Jovens estudantes ficavam naquele antro de perdição, cheio de viciados em álcool, drogas e jogos de azar. Getúlio Filho visitou um jovem internado, que estava delirando na Casa de Saúde, inocentando os dois agricultores como autores do crime do canavial.

- Eu acho que essas moças foram estupradas, mortas e jogadas no canavial. O motivo, evidentemente, foi por elas conhecerem os autores e como queima de arquivo. – disse um amigo da família da Maria Clara.
- Concordo em gênero, número e grau com você. E digo mais: embora não possa acusar ninguém, por falta de provas. Mas, não dá a entender que foi gente do ciclo de amizades delas?
- E a mãe de Maria Clara nunca ouviu falar de Thaís. Acredita até que era amizade recente, porque na festa dos quinze anos no ano passado a Thaís não estava presente.
- Os psicotrópicos encontrados próximo aos cadáveres davam conta de que os assassinos eram toxicômanos.
- Vamos pegar a sopa no Beco da Fome? – disse Ralphe, referindo-se a fome dos viciados.
- Eu vou pedir uma média com pão e manteiga.
- A sopa é barata, um cruzeiro, e vem acompanhada com pão francês. – disse finalmente Ralphe Day.
Daí em diante, o Beco ficou mais conhecido como: “Beco da Fome”.
Em Tracunhaém, próximo ao canavial onde encontraram os cadáveres de Maria Clara e Thaís, estava a polícia constrangendo as pessoas e agindo com truculência na prisão dos agricultores e sem apresentação de mandados.

- Não sei, não, sinhô! – disse Ismael dos povos.
- Sinceramente, eu tenho medo da polícia. – disse Pátria de Aruanda.
- Eu também, não viu o afilhado do doutor Chico? Como o pobrezinho sofreu torturas, meu Deus do céu. – disse Negro da África.

- Se Deus quiser, os nossos filhos serão inocentados. – disse Maria Mulata.
- Mulher, o homem põe e Deus dispõe. – disse Morena Formosa.
- Não denuncio porque tenho medo de represálias da polícia. – disse Negra Aparecida.
- Eles fazem isso tudo com a gente, por que eles não fazem com os filhinhos-do-papai, que são amigos delas? – disse Nazaré, referindo-se aos jovens que participaram da festa na casa-de-campo, onde houve consumo de álcool, drogas e prática de atos libidinosos na noite anterior, quando as estudantes Maria Clara e Thaís, ambas com dezesseis anos, desapareceram no dia seguinte, e foram encontradas mortas, após oito dias...

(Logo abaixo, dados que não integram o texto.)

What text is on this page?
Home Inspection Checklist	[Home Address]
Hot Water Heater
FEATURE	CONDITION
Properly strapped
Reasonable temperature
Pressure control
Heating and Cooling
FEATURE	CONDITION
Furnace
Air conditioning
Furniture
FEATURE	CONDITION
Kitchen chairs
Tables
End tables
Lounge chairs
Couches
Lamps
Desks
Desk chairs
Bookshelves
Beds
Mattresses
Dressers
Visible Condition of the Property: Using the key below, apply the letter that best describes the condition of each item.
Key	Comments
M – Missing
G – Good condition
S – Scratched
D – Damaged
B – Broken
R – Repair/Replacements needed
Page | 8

O garçom da Capela Show contou ao detetive Medeirinho que duas garotas, parecidas com Maria e Thaís, estiveram no bar com dois rapazes e que um deles possuía uma tatuagem de uma âncora no braço esquerdo (adolescentes e tatuagem, foi descartada a possibilidade do detetive Getúlio continuar suspeitando de Amarílio). Prosseguindo, o garçom revelou que prestou depoimento na delegacia de polícia do Farol, relatando que as duas jovens eram parecidas com as meninas das fotos. Não afirmando que eram elas. Dizendo ainda à polícia que os jovens a quem atendeu estavam com um casal em uma Rural Willys. Sendo identificado como sendo carro de praça do Farol da Mata.

 Os Advogados da Ordem dos Advogados do Brasil e do Fórum Nacional de Defesa dos Direitos Humanos, declararam ser ilegal a prisão dos agricultores, suspeitos de terem assassinado as estudantes Maria Clara e Thaís. Segundo eles, o defensor público dos agricultores com um pedido de habeas-corpus, já que as provas materiais e circunstanciais do inquérito policial inconsistentes.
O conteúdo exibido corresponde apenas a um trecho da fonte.